Traditionally, they noted, student loan reimbursement payments "result in an additional cost for the employer because the employer is adding a new benefit that requires paying an additional amount to employees in the form of the student loan benefit." However, under the program described in the ruling, the employer contribution offsets any matching contribution an employee would otherwise be eligible to receive under the plan. "This means that, unlike other types of student loan benefits, employers may be able to add a student-loan-repayment-based [contribution] to their existing retirement plan without considerable additional costs," Holdvogt and Engle noted.

A point to keep in mind, however, is that employees' student loan payments are made on an after-tax basis, and so "student loan repayments will, in effect, 'cost more' (to the participant) than regular 401(k) contributions," noted October Three Consulting, a retirement plan advisory firm, in an online post.

Issues to Consider

Notably, the ruling "does not address any of the other finer details of the Internal Revenue Code that must be considered with such a arrangement," such as how the benefit might interact with 401(k) plan eligibility, vesting, and distribution rules, and annual coverage and nondiscrimination testing to ensure that the 401(k) plan does not favor highly compensated employees, Dold said.
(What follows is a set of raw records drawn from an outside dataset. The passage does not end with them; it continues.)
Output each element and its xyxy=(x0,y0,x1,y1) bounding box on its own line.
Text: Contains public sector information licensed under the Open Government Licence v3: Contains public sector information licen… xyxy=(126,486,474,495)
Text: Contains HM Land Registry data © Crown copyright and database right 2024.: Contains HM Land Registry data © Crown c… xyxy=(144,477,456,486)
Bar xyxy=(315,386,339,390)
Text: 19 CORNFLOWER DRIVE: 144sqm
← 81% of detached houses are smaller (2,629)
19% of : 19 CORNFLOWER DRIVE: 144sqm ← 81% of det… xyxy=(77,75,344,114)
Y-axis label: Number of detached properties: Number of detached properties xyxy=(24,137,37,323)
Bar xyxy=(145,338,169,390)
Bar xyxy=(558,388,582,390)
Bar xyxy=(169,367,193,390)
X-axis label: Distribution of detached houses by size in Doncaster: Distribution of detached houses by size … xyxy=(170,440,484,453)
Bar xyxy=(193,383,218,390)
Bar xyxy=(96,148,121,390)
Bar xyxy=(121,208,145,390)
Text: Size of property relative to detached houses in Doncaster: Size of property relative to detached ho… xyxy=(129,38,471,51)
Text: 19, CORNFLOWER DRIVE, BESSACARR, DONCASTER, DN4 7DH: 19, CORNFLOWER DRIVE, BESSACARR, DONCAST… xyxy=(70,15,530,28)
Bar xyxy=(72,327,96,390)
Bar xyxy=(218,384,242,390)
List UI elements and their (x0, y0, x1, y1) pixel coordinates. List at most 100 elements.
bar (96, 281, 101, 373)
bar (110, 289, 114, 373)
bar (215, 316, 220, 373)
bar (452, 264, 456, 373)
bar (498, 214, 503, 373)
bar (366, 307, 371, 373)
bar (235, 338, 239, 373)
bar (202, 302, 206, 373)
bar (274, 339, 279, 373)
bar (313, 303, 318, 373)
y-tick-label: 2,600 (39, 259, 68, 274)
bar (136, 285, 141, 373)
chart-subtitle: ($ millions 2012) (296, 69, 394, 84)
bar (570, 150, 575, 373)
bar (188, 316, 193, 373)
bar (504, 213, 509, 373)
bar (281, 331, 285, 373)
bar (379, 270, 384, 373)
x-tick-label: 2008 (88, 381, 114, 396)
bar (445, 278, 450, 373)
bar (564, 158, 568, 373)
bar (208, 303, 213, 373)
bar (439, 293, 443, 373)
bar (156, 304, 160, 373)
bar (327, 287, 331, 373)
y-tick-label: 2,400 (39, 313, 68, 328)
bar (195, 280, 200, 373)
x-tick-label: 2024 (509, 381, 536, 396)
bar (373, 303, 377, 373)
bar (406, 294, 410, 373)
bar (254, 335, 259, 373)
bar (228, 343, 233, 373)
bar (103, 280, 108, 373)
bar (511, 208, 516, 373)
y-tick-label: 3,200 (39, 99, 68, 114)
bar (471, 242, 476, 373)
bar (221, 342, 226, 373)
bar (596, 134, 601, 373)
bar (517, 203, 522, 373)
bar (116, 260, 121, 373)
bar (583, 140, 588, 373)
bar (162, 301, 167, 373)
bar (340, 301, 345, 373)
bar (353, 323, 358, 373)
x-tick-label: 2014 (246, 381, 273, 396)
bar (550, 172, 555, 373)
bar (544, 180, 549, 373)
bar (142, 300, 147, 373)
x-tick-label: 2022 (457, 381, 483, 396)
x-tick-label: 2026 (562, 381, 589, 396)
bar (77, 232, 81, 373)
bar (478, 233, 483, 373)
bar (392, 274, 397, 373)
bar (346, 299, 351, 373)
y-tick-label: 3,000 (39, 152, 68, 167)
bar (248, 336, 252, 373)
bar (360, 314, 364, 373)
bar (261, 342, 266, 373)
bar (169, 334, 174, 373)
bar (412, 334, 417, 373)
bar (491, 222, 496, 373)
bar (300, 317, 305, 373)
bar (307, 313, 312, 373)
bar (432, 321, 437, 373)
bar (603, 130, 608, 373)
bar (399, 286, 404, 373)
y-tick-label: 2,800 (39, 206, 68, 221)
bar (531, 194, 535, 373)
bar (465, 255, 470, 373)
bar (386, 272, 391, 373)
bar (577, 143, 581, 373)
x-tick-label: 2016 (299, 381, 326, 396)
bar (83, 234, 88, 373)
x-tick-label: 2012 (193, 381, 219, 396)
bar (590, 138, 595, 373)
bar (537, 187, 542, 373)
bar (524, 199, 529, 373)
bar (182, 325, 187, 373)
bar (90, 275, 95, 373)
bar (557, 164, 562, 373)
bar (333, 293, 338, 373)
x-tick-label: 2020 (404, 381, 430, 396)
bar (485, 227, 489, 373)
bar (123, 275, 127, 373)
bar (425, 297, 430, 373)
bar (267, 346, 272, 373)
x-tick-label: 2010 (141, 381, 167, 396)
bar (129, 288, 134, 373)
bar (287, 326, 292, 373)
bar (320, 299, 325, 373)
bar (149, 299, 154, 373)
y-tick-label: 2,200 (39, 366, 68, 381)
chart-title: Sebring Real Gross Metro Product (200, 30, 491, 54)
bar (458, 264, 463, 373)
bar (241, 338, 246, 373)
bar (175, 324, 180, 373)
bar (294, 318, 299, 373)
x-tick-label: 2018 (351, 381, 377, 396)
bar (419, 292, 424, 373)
"Participant student loan repayments will not count toward actual deferral percentage (ADP) testing and the related employer nonelective contributions will not count towards actual contribution percentage (ACP) testing," observed October Three Consulting. The fact that generally nonhighly compensated employees are making student loan repayments rather than 401(k) elective contributions "may negatively affect ADP or ACP testing results, reducing the amount that could be contributed by or for highly compensated employees."

"The employer will need to work closely with its recordkeeper to determine how an SLR program may be structured without causing the plan to fail coverage and nondiscrimination requirements," wrote B. David Joffe and Caleb Barron, attorneys in the Nashville office of law firm Bradley. For example, problems could arise if 401(k) contributions under the program "would seem likely to result in lower elective contributions and lower regular matching contributions being made for non-highly compensated employees," they pointed out.

Also, "the employer’s 401(k) plan will need to be amended to provide for the program," they noted.

What's Next

Despite these challenges, vendors that help employers contribute toward student loan repayments "will probably move to establish and market versions of the SLR nonelective contribution program described in the private letter ruling, in which case additional, and more broadly applicable, IRS guidance would be welcome," Roberts said.

To that end, the ERISA Industry Committee (ERIC), which advocates on behalf of large employers, on Aug. 29 sent the IRS a letter asking that it broaden the reach of PLR 201833012 to enable all sponsors of 401(k) plans to make similar contributions that offset employees' student-loan repayments.

"The recently issued PLR is a significant step in right direction, but ERIC believes that more employers would be encouraged to implement retirement savings programs to assist individuals who are repaying student loans, similar to the one described in the PLR, if the IRS would issue a revenue ruling or other guidance of general applicability on this issue," wrote Will Hansen, ERIC's senior vice president of retirement and compensation policy.

Until the IRS issues expanded guidance, employers wishing to put such a program in place "should consult legal counsel to assess potential liability," Roberts advised.